According to Aida, she went to Sepang Courthouse and filled in the small claims form obtained from the courthouse’s registration office. Ensure that you have the name, IC number, defendant’s Companies Commission of Malaysia (SSM) registration number and their address.

Hand over the complete form back to the counter for the case to be filed. A RM20 registration fee is required, but only can be paid via credit or debit as cash is not accepted.

The trial will commence in the courthouse within the jurisdiction where the parcel was lost. For Aida, the case will be heard in Selayang Magistrate Court as her parcel went missing in Batu Caves.

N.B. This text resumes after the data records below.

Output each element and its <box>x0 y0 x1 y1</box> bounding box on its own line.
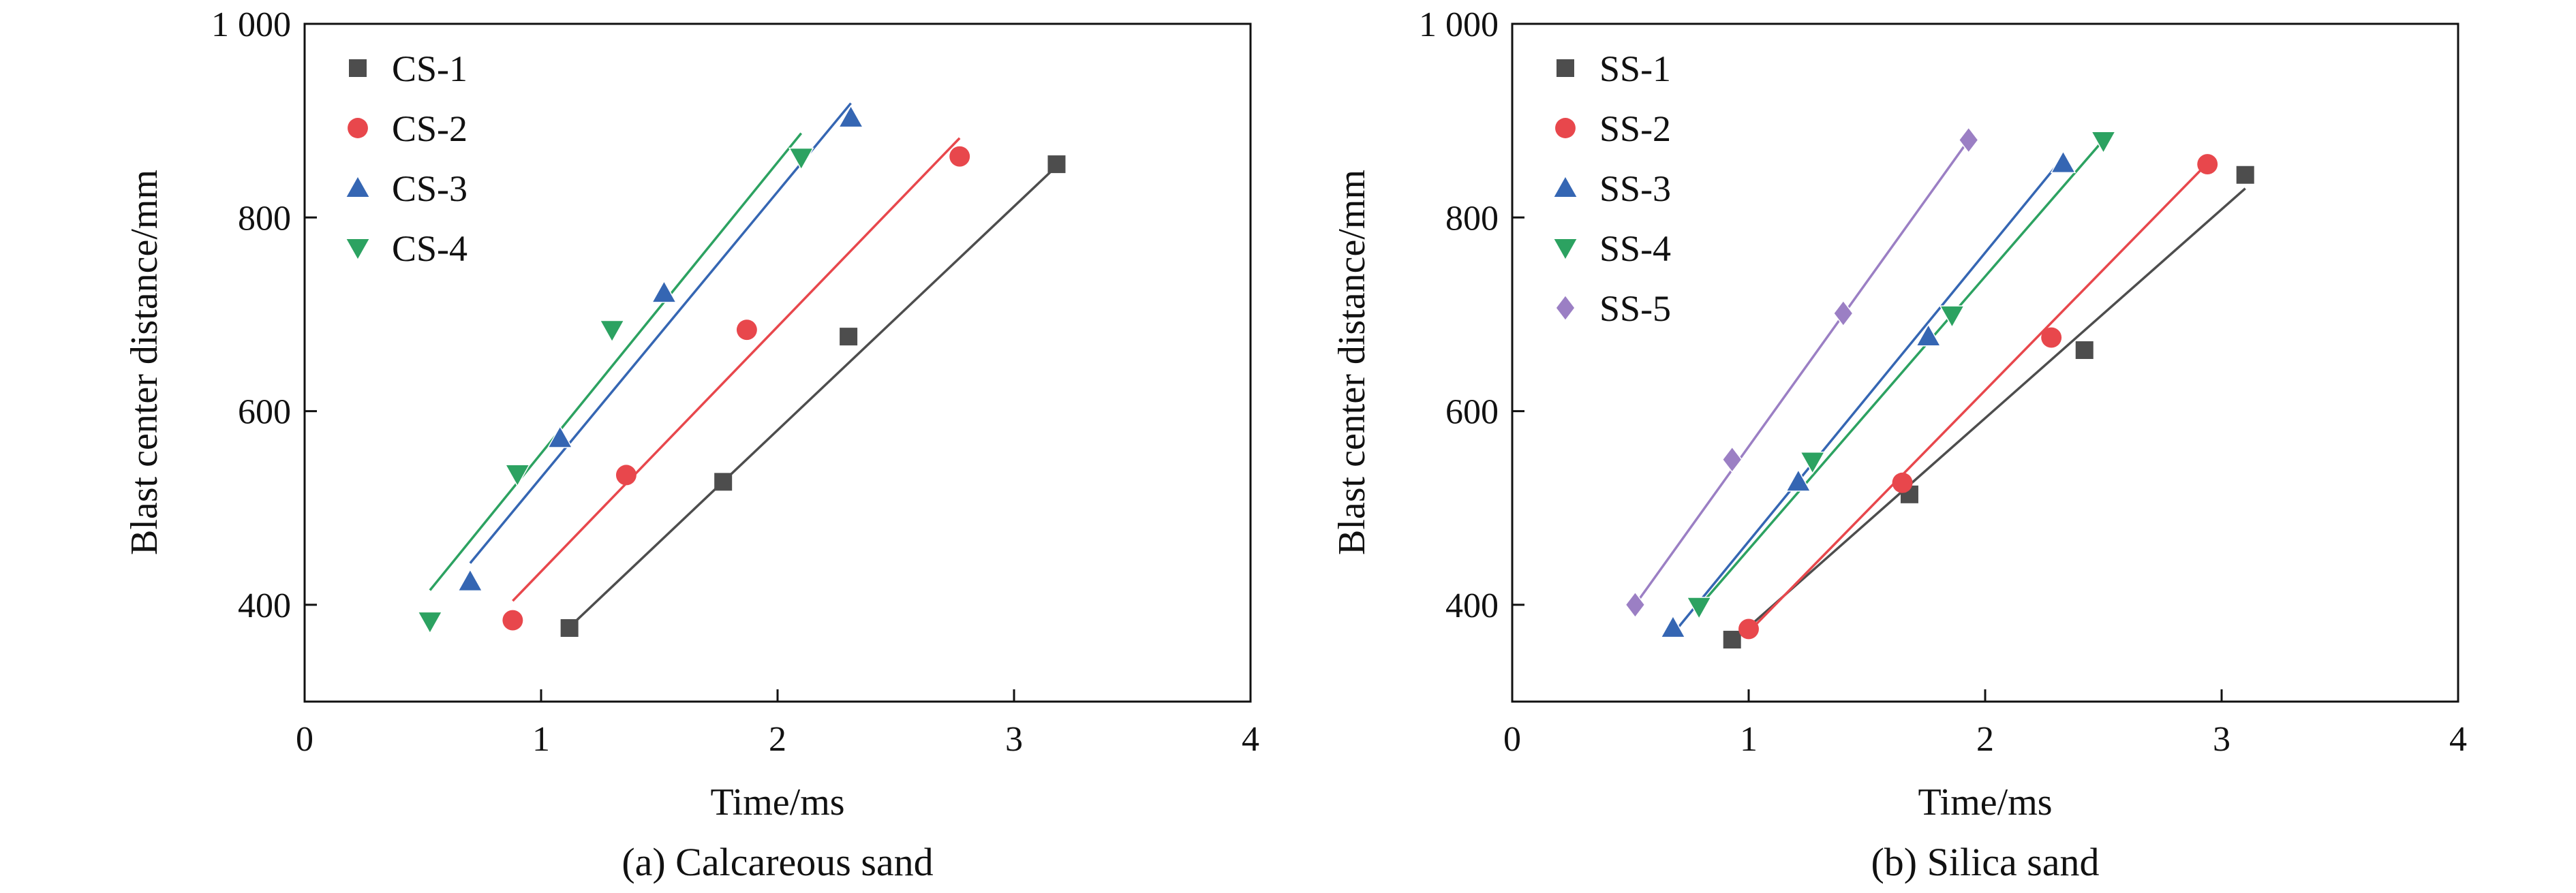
legend-marker <box>1552 174 1578 198</box>
y-axis-label: Blast center distance/mm <box>1331 170 1373 555</box>
y-tick-label: 400 <box>238 586 291 625</box>
y-tick-label: 1 000 <box>1419 5 1499 44</box>
data-point <box>615 465 637 486</box>
data-point <box>1686 597 1712 620</box>
data-point <box>1785 469 1811 492</box>
x-tick-label: 1 <box>532 720 550 759</box>
legend-label: SS-1 <box>1599 48 1671 89</box>
y-tick-label: 800 <box>1445 199 1499 238</box>
data-point <box>1833 300 1854 327</box>
y-tick-label: 800 <box>238 199 291 238</box>
data-point <box>417 611 443 635</box>
plot-area: 0 1 2 3 4 400 600 800 1 000 CS-1 CS-2 CS-3 CS-4 <box>211 5 1259 759</box>
panel-caption: (a) Calcareous sand <box>622 840 933 884</box>
x-tick-label: 1 <box>1740 720 1758 759</box>
data-point <box>949 146 970 167</box>
plot-area: 0 1 2 3 4 400 600 800 1 000 SS-1 SS-2 SS-3 SS-4 SS-5 <box>1419 5 2467 759</box>
legend-marker <box>345 238 371 262</box>
legend-label: SS-4 <box>1599 228 1671 269</box>
fit-line <box>1672 157 2064 635</box>
data-point <box>2236 166 2254 184</box>
legend-marker <box>349 59 367 77</box>
fit-line <box>1747 162 2209 633</box>
fit-line <box>429 132 803 591</box>
data-point <box>1915 324 1942 347</box>
data-point <box>1721 445 1743 473</box>
legend-label: CS-3 <box>392 168 467 209</box>
data-point <box>547 425 573 448</box>
data-point <box>1939 305 1965 328</box>
y-tick-label: 600 <box>1445 393 1499 432</box>
data-point <box>1738 618 1759 640</box>
data-point <box>504 464 531 488</box>
panel-calcareous-sand: 0 1 2 3 4 400 600 800 1 000 CS-1 CS-2 CS-3 CS-4 Time… <box>123 5 1259 884</box>
data-point <box>2075 341 2094 360</box>
data-point <box>560 618 579 637</box>
data-point <box>2041 327 2062 348</box>
data-point <box>840 328 858 346</box>
fit-line <box>469 102 852 564</box>
data-point <box>1892 472 1913 493</box>
data-point <box>1799 452 1826 475</box>
data-point <box>2050 150 2076 174</box>
fit-line <box>1698 139 2104 608</box>
legend-label: CS-4 <box>392 228 467 269</box>
data-point <box>1958 126 1979 154</box>
data-point <box>457 568 483 592</box>
x-axis-label: Time/ms <box>1918 781 2052 824</box>
legend-marker <box>345 174 371 198</box>
data-point <box>736 319 757 341</box>
x-axis-label: Time/ms <box>710 781 844 824</box>
y-tick-label: 400 <box>1445 586 1499 625</box>
x-tick-label: 2 <box>1976 720 1994 759</box>
legend-label: SS-2 <box>1599 108 1671 149</box>
y-tick-label: 1 000 <box>211 5 291 44</box>
fit-line <box>1731 187 2246 643</box>
legend-label: CS-2 <box>392 108 467 149</box>
legend-marker <box>1557 59 1574 77</box>
data-point <box>599 319 625 343</box>
x-tick-label: 0 <box>296 720 313 759</box>
data-point <box>1047 155 1066 174</box>
legend-label: CS-1 <box>392 48 467 89</box>
panel-caption: (b) Silica sand <box>1871 840 2099 884</box>
fit-line <box>512 137 961 602</box>
data-point <box>1625 591 1646 618</box>
data-point <box>2197 154 2218 175</box>
x-tick-label: 3 <box>1005 720 1023 759</box>
y-tick-label: 600 <box>238 393 291 432</box>
data-point <box>2090 131 2117 155</box>
legend-label: SS-5 <box>1599 288 1671 329</box>
data-point <box>651 280 677 303</box>
legend-marker <box>348 118 368 138</box>
x-tick-label: 4 <box>1242 720 1259 759</box>
fit-line <box>568 165 1058 628</box>
data-point <box>788 147 814 171</box>
x-tick-label: 4 <box>2449 720 2467 759</box>
data-point <box>838 104 864 128</box>
fit-line <box>1634 139 1970 606</box>
legend-marker <box>1555 118 1576 138</box>
data-point <box>1660 614 1686 638</box>
data-point <box>714 473 733 491</box>
data-point <box>502 610 523 631</box>
x-tick-label: 0 <box>1503 720 1521 759</box>
legend-marker <box>1555 294 1576 322</box>
data-point <box>1723 631 1741 649</box>
legend-marker <box>1552 238 1578 262</box>
y-axis-label: Blast center distance/mm <box>123 170 166 555</box>
legend-label: SS-3 <box>1599 168 1671 209</box>
x-tick-label: 2 <box>769 720 786 759</box>
x-tick-label: 3 <box>2213 720 2230 759</box>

The court will then e-mail the Writ of Summons number along with the date and location of the trial. Aida stresses to make sure to post a printed version of the Writ of Summons to the defendant. She used Pos Malaysia’s registered mail service that provides acknowledgement of receipt (AR) to confirm that the defendant has received the documents.

The Writ of Summons.
(Credit: Aida Shuzana/Facebook)

All documents, including a copy of the consignment note, must be kept carefully to be handed in at the trial.

Do take note that the Malaysian small claims court only applies for claims RM5,000 and below. No lawyer is required at the small claims court.

According to Aida, if the claim has been paid by the company, this lawsuit is automatically annulled and the case is closed.